I’m guilty of possessing what can be a hyperactive inner critic. When I’m not feeling well, either emotionally or physically, my first response can be to wonder what I’ve done wrong. I might ask myself, “Did I eat the wrong thing or stay up too late or forget to take my herbs? Is there something I need to uncover or process or forgive? Maybe I need to meditate or pray or get outdoors more.” More often, however, what I’m experiencing is a natural response to a challenging life passage.
This is exactly what happened to me this past week as I welcomed in a new phase while letting go of some wounds of the past.
My book is getting ready to go to print and this a HUGE step for me! As part of this process I am simultaneously planning for a new season of growth and releasing of some old patterns and behaviors. So, it was not really a surprise that my decisions have brought up some old fears, self-doubt, and negative thought patterns.
As I battled what felt like a sinus infection and exhaustion, I wrestled–hard–with my harsh Inner Critic. I became overwhelmed with feelings that I could or should be doing something more, something better. Even though I was aware that I was undergoing a huge transformation, I’d forgotten to practice what I often teach my clients: to be gentle and generous with myself, to stop struggling, and allow for a changing of the seasons.
“Sometimes your last resort is your best resort.” –Marianne Williamson
Struggling against my discomfort was exhausting and it soon showed up in my body. My sinuses were so inflamed even my hair hurt. I retreated to my bed, feeling alone and pitiful. This time, however, instead of judging my discomfort to be the result of some personal failure, I reminded myself it just might be a signal that a healing crisis is underway. So instead of letting my unforgiving Inner Critic run the show, I asked, “What do I need right now? What is my body and soul calling for?” The answer was immediate, “Rest, support, and gentle compassion.”
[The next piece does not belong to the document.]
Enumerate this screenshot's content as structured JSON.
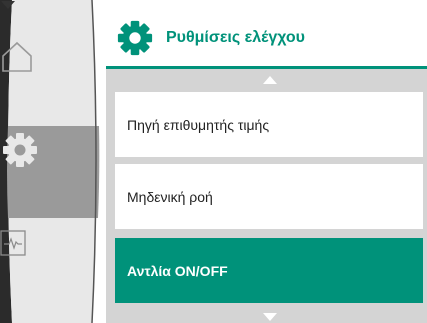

Though there were still many details in getting my book ready for print and, I needed to prepare for an upcoming speaking engagement, I cleared my calendar for a few days. I also took a much needed media break and made an appointment with my healing practitioner. I supported my body by taking herbs and drinking lots of fluids.
Though asking for help does not come natural for me, I engaged in some loving self-care by texting a few of my close Mamma Bear friends, requesting their love and support. Within the hour I received their loving responses. They offered prayers of healing and kind, nourishing words. Another friend brought over some home made soup. Flooded with tears of gratitude, my exhausted spirit drank in the much needed nurturing, providing me with the strength to face old feelings of unworthiness and loss that had surfaced as a result of my commitment to finishing my book and releasing it out into the world.
Though the release of my grief and self-condemnation was intense, when I stopped resisting, it passed relatively quickly and soon I was feeling more like myself. I know that, though the process may be uncomfortable, my discomfort will soon pass if I surrender to the season at hand and don’t allow myself to become enmeshed in old behaviors and coping mechanisms. I can gently remind myself to enter into the change of seasons with a generous compassion, one that will welcome in a new period of growth.
Seasons of Reflection: How do you respond to uncomfortable feelings or situations? How to do engage in gentle self-care? What is your soul asking of you?